# The Different Approach to A Parser – Parser Combinators

Some time ago I’ve looked into building parser for simple logical language used by imap_detach Tool. I used there parsimonious module which uses PEG grammars. Recently I learned about another parsing technique – Parser Combinators. The idea comes from functional programming and is about combining (with help of higher order functions – so called combinators) simple parsing functions, which parse primitive tokens, into more complex parsing functions, which parse parts of text and further combine those into more complex ones, ending finally with one function, which parses all given data. I first met with parser combinators in Rust library nom.

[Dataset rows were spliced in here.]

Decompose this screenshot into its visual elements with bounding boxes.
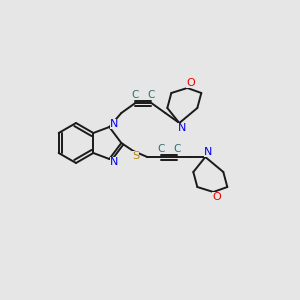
Text: N: N bbox=[204, 147, 212, 157]
Text: S: S bbox=[132, 151, 139, 161]
Text: N: N bbox=[110, 119, 118, 129]
Text: O: O bbox=[186, 78, 195, 88]
Text: C: C bbox=[148, 90, 155, 100]
Text: C: C bbox=[132, 90, 139, 100]
Text: C: C bbox=[158, 144, 165, 154]
Text: C: C bbox=[174, 144, 181, 154]
Text: N: N bbox=[110, 157, 118, 167]
Text: O: O bbox=[212, 192, 221, 202]
Text: N: N bbox=[178, 123, 187, 133]
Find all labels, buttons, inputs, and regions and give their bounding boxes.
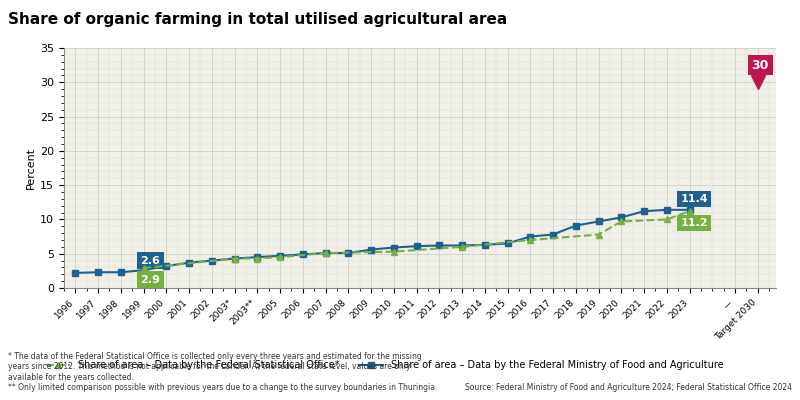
Text: 11.4: 11.4 (680, 194, 708, 204)
Legend: Share of area – Data by the Federal Statistical Office*, Share of area – Data by: Share of area – Data by the Federal Stat… (42, 356, 727, 374)
Text: 2.9: 2.9 (141, 275, 160, 285)
Text: 2.6: 2.6 (141, 256, 160, 266)
Text: 11.2: 11.2 (680, 218, 708, 228)
Text: Share of organic farming in total utilised agricultural area: Share of organic farming in total utilis… (8, 12, 507, 27)
Text: * The data of the Federal Statistical Office is collected only every three years: * The data of the Federal Statistical Of… (8, 352, 438, 392)
Y-axis label: Percent: Percent (26, 147, 36, 189)
Text: 30: 30 (751, 59, 769, 72)
Text: Source: Federal Ministry of Food and Agriculture 2024; Federal Statistical Offic: Source: Federal Ministry of Food and Agr… (465, 383, 792, 392)
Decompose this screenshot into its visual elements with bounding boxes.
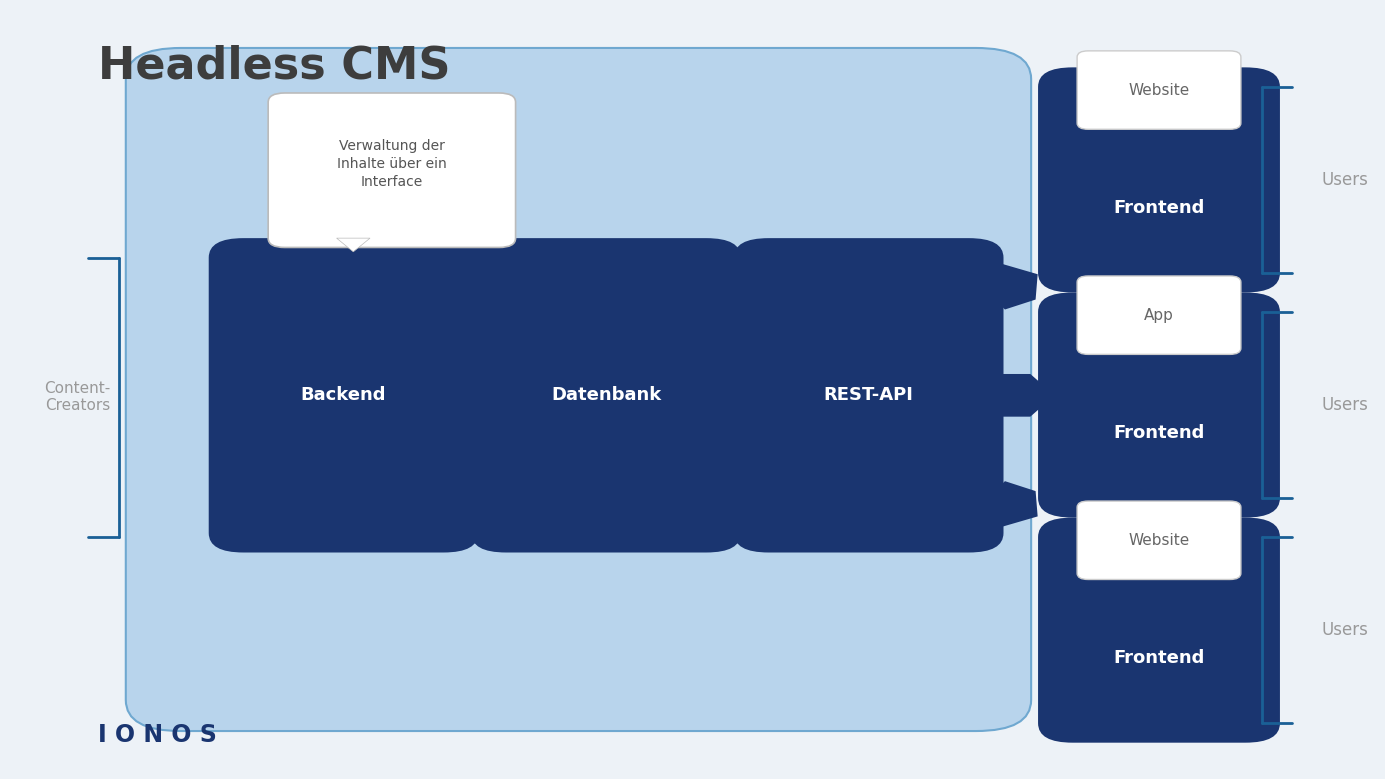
FancyBboxPatch shape: [471, 238, 741, 552]
Text: Content-
Creators: Content- Creators: [44, 381, 111, 414]
Text: Verwaltung der
Inhalte über ein
Interface: Verwaltung der Inhalte über ein Interfac…: [337, 139, 447, 189]
FancyBboxPatch shape: [1037, 67, 1280, 292]
Polygon shape: [337, 238, 370, 252]
FancyBboxPatch shape: [1037, 517, 1280, 742]
Text: I O N O S: I O N O S: [98, 723, 217, 747]
Text: Datenbank: Datenbank: [551, 386, 661, 404]
Text: REST-API: REST-API: [824, 386, 914, 404]
Text: Headless CMS: Headless CMS: [98, 44, 450, 87]
Text: App: App: [1144, 308, 1174, 323]
FancyBboxPatch shape: [1037, 292, 1280, 517]
Text: Backend: Backend: [301, 386, 386, 404]
FancyBboxPatch shape: [126, 48, 1032, 731]
Polygon shape: [453, 368, 507, 422]
Text: Users: Users: [1321, 396, 1368, 414]
FancyBboxPatch shape: [269, 93, 515, 248]
FancyBboxPatch shape: [734, 238, 1004, 552]
FancyBboxPatch shape: [209, 238, 478, 552]
Polygon shape: [967, 481, 1037, 528]
FancyBboxPatch shape: [1078, 501, 1241, 580]
Text: Frontend: Frontend: [1114, 649, 1205, 667]
Text: Frontend: Frontend: [1114, 199, 1205, 217]
Text: Users: Users: [1321, 171, 1368, 189]
Polygon shape: [715, 368, 769, 422]
FancyBboxPatch shape: [1078, 51, 1241, 129]
Text: Website: Website: [1129, 83, 1190, 97]
Text: Frontend: Frontend: [1114, 424, 1205, 442]
FancyBboxPatch shape: [1078, 276, 1241, 354]
Polygon shape: [967, 263, 1037, 309]
Text: Website: Website: [1129, 533, 1190, 548]
Text: Users: Users: [1321, 621, 1368, 639]
Polygon shape: [994, 374, 1054, 417]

Here parsers and  combinators are express as macros, which is convenient on one side (concise syntax), but can lead to pretty cryptic error messages and one cannot rely much on editor’s help with auto-completions, context help etc..  I used nom to build very simple URI parser.  I was wondering also if parser combinators are available for Python and how they would compare with other approaches – like above mentioned PEG grammars.

Looking around I found parsec – Python parser combinators library inspired by well know Haskell library.  Parsec is a small library with as much of functional style one can get out of Python.  You can check example for JSON parser.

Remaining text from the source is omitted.